The reason that we can separate nuclear physics from atomic physics is that the energy scales involved in the interactions are very different. In order to separate an electron from a hydrogen atom, you have to supply it with a minimum of 13 electron-volts (eV) of energy. But the typical energy in a nuclear decay is $10^6$ eV. So in the vast majority of decays, the electron and the nucleus go in different directions, with too much energy for the electromagnetic force to bind them.

However, there is a very small corner of the parameter space where nearly all of the energy is carried away by the neutrino, leaving the daughter nucleus and the decay electron nearly at rest. This is called a “two-body beta decay” or a “bound beta decay.” For the free neutron, whose beta-decay energy is around 0.8 MeV, the bound decay $$\require{mhchem} \ce{n \to H + \nu}$$ is predicted to occur a few times out of every million decays. This 2014 paper outlines a proposed attempt to measure it, but the experiment is tricky and I wouldn’t be surprised if there were no result yet —— they hadn’t even picked a site for the experiment. The goal would be not just to detect the rare decay mode, but to measure the total spins of the produced hydrogen atoms, which tell you in a direct way about the spins of the invisible neutrinos.

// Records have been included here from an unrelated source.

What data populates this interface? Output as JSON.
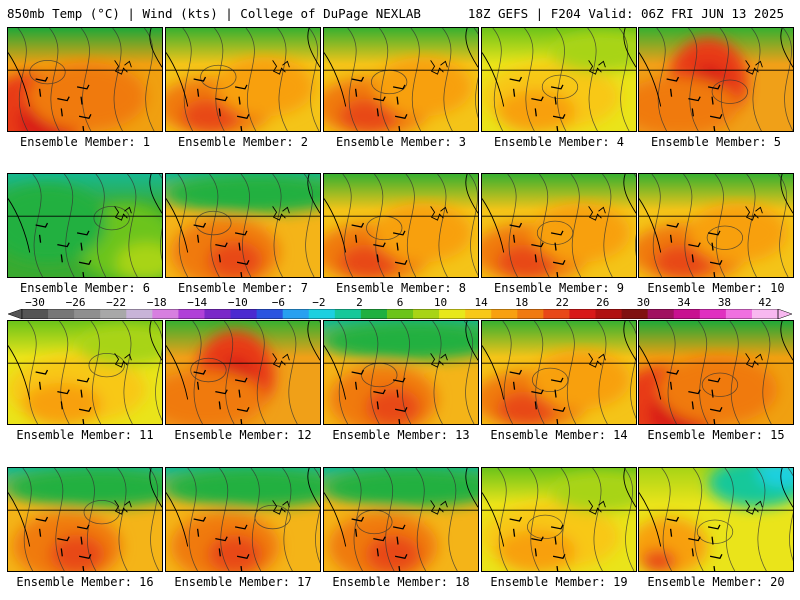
{
  "header": {
    "left": "850mb Temp (°C) | Wind (kts) | College of DuPage NEXLAB",
    "right": "18Z GEFS | F204 Valid: 06Z FRI JUN 13 2025"
  },
  "panels": [
    {
      "label": "Ensemble Member: 1",
      "scheme": "hot-sw"
    },
    {
      "label": "Ensemble Member: 2",
      "scheme": "warm"
    },
    {
      "label": "Ensemble Member: 3",
      "scheme": "warm"
    },
    {
      "label": "Ensemble Member: 4",
      "scheme": "mild"
    },
    {
      "label": "Ensemble Member: 5",
      "scheme": "hot-c"
    },
    {
      "label": "Ensemble Member: 6",
      "scheme": "cool"
    },
    {
      "label": "Ensemble Member: 7",
      "scheme": "warm-green"
    },
    {
      "label": "Ensemble Member: 8",
      "scheme": "warm"
    },
    {
      "label": "Ensemble Member: 9",
      "scheme": "warm"
    },
    {
      "label": "Ensemble Member: 10",
      "scheme": "warm"
    },
    {
      "label": "Ensemble Member: 11",
      "scheme": "mild"
    },
    {
      "label": "Ensemble Member: 12",
      "scheme": "hot-c"
    },
    {
      "label": "Ensemble Member: 13",
      "scheme": "warm-green"
    },
    {
      "label": "Ensemble Member: 14",
      "scheme": "warm"
    },
    {
      "label": "Ensemble Member: 15",
      "scheme": "hot-sw"
    },
    {
      "label": "Ensemble Member: 16",
      "scheme": "warm-green"
    },
    {
      "label": "Ensemble Member: 17",
      "scheme": "warm-green"
    },
    {
      "label": "Ensemble Member: 18",
      "scheme": "warm-green"
    },
    {
      "label": "Ensemble Member: 19",
      "scheme": "mild"
    },
    {
      "label": "Ensemble Member: 20",
      "scheme": "mild-ne-cool"
    }
  ],
  "colorbar": {
    "labels": [
      "−30",
      "−26",
      "−22",
      "−18",
      "−14",
      "−10",
      "−6",
      "−2",
      "2",
      "6",
      "10",
      "14",
      "18",
      "22",
      "26",
      "30",
      "34",
      "38",
      "42"
    ],
    "colors": [
      "#555555",
      "#777777",
      "#8f8f8f",
      "#a8a8a8",
      "#c8b4d8",
      "#d77fe0",
      "#b040d8",
      "#7a28c8",
      "#4b2ad0",
      "#2a55e0",
      "#28a0f0",
      "#1cd0e0",
      "#16c89a",
      "#20b040",
      "#6cc41a",
      "#a8d416",
      "#e8e81a",
      "#f8c818",
      "#f8a010",
      "#f07a10",
      "#e84818",
      "#d81818",
      "#b01010",
      "#801010",
      "#a01060",
      "#c81090",
      "#e030c0",
      "#f070e0",
      "#f8b8f0"
    ]
  }
}
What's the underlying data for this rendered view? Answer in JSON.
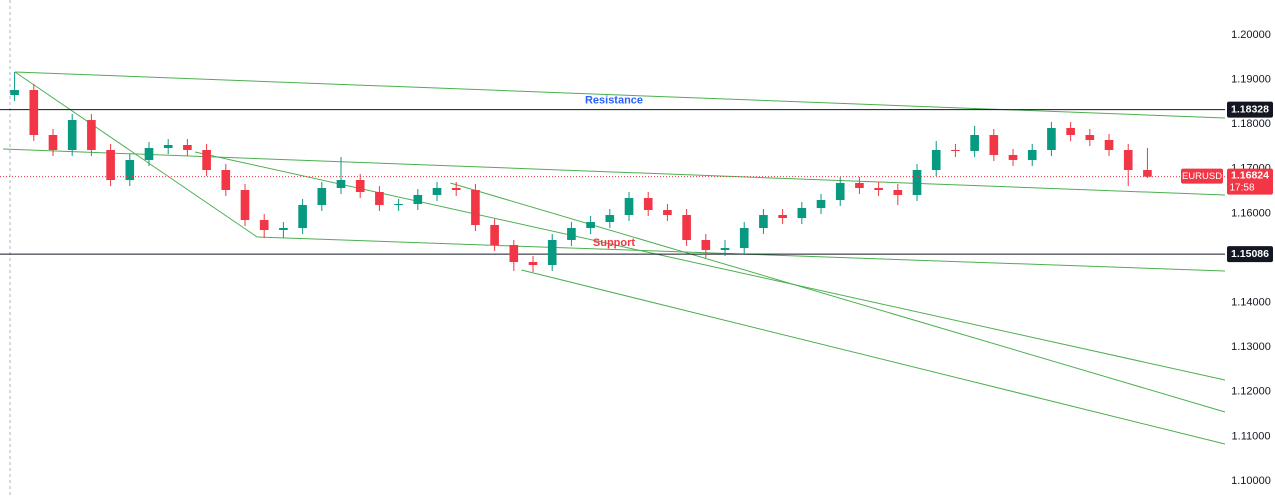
{
  "chart_data": {
    "type": "candlestick",
    "symbol": "EURUSD",
    "open": [
      1.18655,
      1.18767,
      1.17758,
      1.17422,
      1.18094,
      1.17422,
      1.16749,
      1.17198,
      1.17467,
      1.17534,
      1.17422,
      1.16973,
      1.16525,
      1.15852,
      1.15628,
      1.15673,
      1.16188,
      1.1657,
      1.16749,
      1.1648,
      1.16188,
      1.16211,
      1.16413,
      1.1657,
      1.16525,
      1.1574,
      1.15292,
      1.1491,
      1.14843,
      1.15404,
      1.15673,
      1.15807,
      1.15964,
      1.16345,
      1.16076,
      1.15964,
      1.15404,
      1.1518,
      1.15224,
      1.15673,
      1.15964,
      1.15897,
      1.16121,
      1.16301,
      1.16682,
      1.1657,
      1.16525,
      1.16413,
      1.16973,
      1.17422,
      1.174,
      1.17758,
      1.1731,
      1.17198,
      1.17422,
      1.17915,
      1.17758,
      1.17646,
      1.17422,
      1.16973
    ],
    "high": [
      1.19171,
      1.18902,
      1.17893,
      1.18229,
      1.18229,
      1.17556,
      1.17332,
      1.17601,
      1.17668,
      1.17668,
      1.17556,
      1.17108,
      1.16659,
      1.15986,
      1.15807,
      1.16323,
      1.16704,
      1.17265,
      1.16884,
      1.16614,
      1.16323,
      1.16547,
      1.16704,
      1.16704,
      1.16659,
      1.15875,
      1.15404,
      1.15045,
      1.15538,
      1.15807,
      1.15942,
      1.16099,
      1.1648,
      1.1648,
      1.16211,
      1.16099,
      1.15538,
      1.15404,
      1.15807,
      1.16099,
      1.16099,
      1.16256,
      1.16435,
      1.16816,
      1.16816,
      1.16704,
      1.16659,
      1.17108,
      1.17624,
      1.17556,
      1.1796,
      1.17893,
      1.17444,
      1.17556,
      1.1805,
      1.1805,
      1.17893,
      1.1778,
      1.17556,
      1.17467
    ],
    "low": [
      1.1852,
      1.17624,
      1.17287,
      1.17287,
      1.17287,
      1.16614,
      1.16614,
      1.17063,
      1.17332,
      1.17287,
      1.16839,
      1.1639,
      1.15718,
      1.15449,
      1.15449,
      1.15538,
      1.16054,
      1.16435,
      1.16345,
      1.16054,
      1.16054,
      1.16076,
      1.16278,
      1.1639,
      1.15606,
      1.15157,
      1.14709,
      1.14686,
      1.14709,
      1.15269,
      1.15538,
      1.15673,
      1.1583,
      1.15942,
      1.1583,
      1.15269,
      1.15,
      1.15045,
      1.1509,
      1.15538,
      1.15762,
      1.15762,
      1.15986,
      1.16166,
      1.16435,
      1.1639,
      1.16188,
      1.16278,
      1.16839,
      1.17265,
      1.17265,
      1.17175,
      1.17063,
      1.17063,
      1.17287,
      1.17624,
      1.17511,
      1.17287,
      1.16614,
      1.16794
    ],
    "close": [
      1.18767,
      1.17758,
      1.17422,
      1.18094,
      1.17422,
      1.16749,
      1.17198,
      1.17467,
      1.17534,
      1.17422,
      1.16973,
      1.16525,
      1.15852,
      1.15628,
      1.15673,
      1.16188,
      1.1657,
      1.16749,
      1.1648,
      1.16188,
      1.16211,
      1.16413,
      1.1657,
      1.16525,
      1.1574,
      1.15292,
      1.1491,
      1.14843,
      1.15404,
      1.15673,
      1.15807,
      1.15964,
      1.16345,
      1.16076,
      1.15964,
      1.15404,
      1.1518,
      1.15224,
      1.15673,
      1.15964,
      1.15897,
      1.16121,
      1.16301,
      1.16682,
      1.1657,
      1.16525,
      1.16413,
      1.16973,
      1.17422,
      1.174,
      1.17758,
      1.1731,
      1.17198,
      1.17422,
      1.17915,
      1.17758,
      1.17646,
      1.17422,
      1.16973,
      1.16824
    ],
    "up_color": "#089981",
    "down_color": "#f23645",
    "xlim": [
      -0.76,
      63.04
    ],
    "ylim": [
      1.09619,
      1.20785
    ],
    "yticks": [
      {
        "value": 1.1,
        "label": "1.10000"
      },
      {
        "value": 1.11,
        "label": "1.11000"
      },
      {
        "value": 1.12,
        "label": "1.12000"
      },
      {
        "value": 1.13,
        "label": "1.13000"
      },
      {
        "value": 1.14,
        "label": "1.14000"
      },
      {
        "value": 1.15,
        "label": "1.15000"
      },
      {
        "value": 1.16,
        "label": "1.16000"
      },
      {
        "value": 1.17,
        "label": "1.17000"
      },
      {
        "value": 1.18,
        "label": "1.18000"
      },
      {
        "value": 1.19,
        "label": "1.19000"
      },
      {
        "value": 1.2,
        "label": "1.20000"
      }
    ],
    "grid": false,
    "levels": [
      {
        "name": "Resistance",
        "value": 1.18328,
        "label_color": "#2962ff"
      },
      {
        "name": "Support",
        "value": 1.15086,
        "label_color": "#f23645"
      }
    ],
    "level_color": "#131722",
    "current_price": 1.16824,
    "countdown": "17:58",
    "current_color": "#f23645",
    "trendline_color": "#4caf50",
    "trendlines": [
      {
        "x": [
          0.02,
          63.04
        ],
        "y": [
          1.19171,
          1.18139
        ]
      },
      {
        "x": [
          -0.6,
          63.04
        ],
        "y": [
          1.17444,
          1.16413
        ]
      },
      {
        "x": [
          0.02,
          12.63
        ],
        "y": [
          1.19171,
          1.15471
        ]
      },
      {
        "x": [
          12.63,
          63.04
        ],
        "y": [
          1.15471,
          1.14709
        ]
      },
      {
        "x": [
          9.4,
          63.04
        ],
        "y": [
          1.17377,
          1.12265
        ]
      },
      {
        "x": [
          22.7,
          63.04
        ],
        "y": [
          1.16682,
          1.11547
        ]
      },
      {
        "x": [
          26.4,
          63.04
        ],
        "y": [
          1.14731,
          1.1083
        ]
      }
    ]
  }
}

You could in principle apply the same logic to heavier beta emitters. One candidate might be bound tritium decay, $$\ce{^3H \to {}^3He + \nu},$$ where the beta decay energy is much smaller (around 15 keV) and the ionization energy well is deeper: you can imagine the odds of the neutrino carrying away “all” of the energy might be many per million decays, instead of a few per million decays. But [experimentalist rabbit hole deleted] it’s not clear to me that a higher branching ratio would immediately make for a better experiment.

You would never expect to find a decay like

$$\ce{ ^{14}C \not\to {}^13C + {}^1H + \nu }$$

because it takes at least 10 MeV to knock a proton or neutron out of a stable nucleus, and beta decays are typically not that energetic.

tl;dr summary: such decays are predicted, rare, not yet observed, but not really in doubt.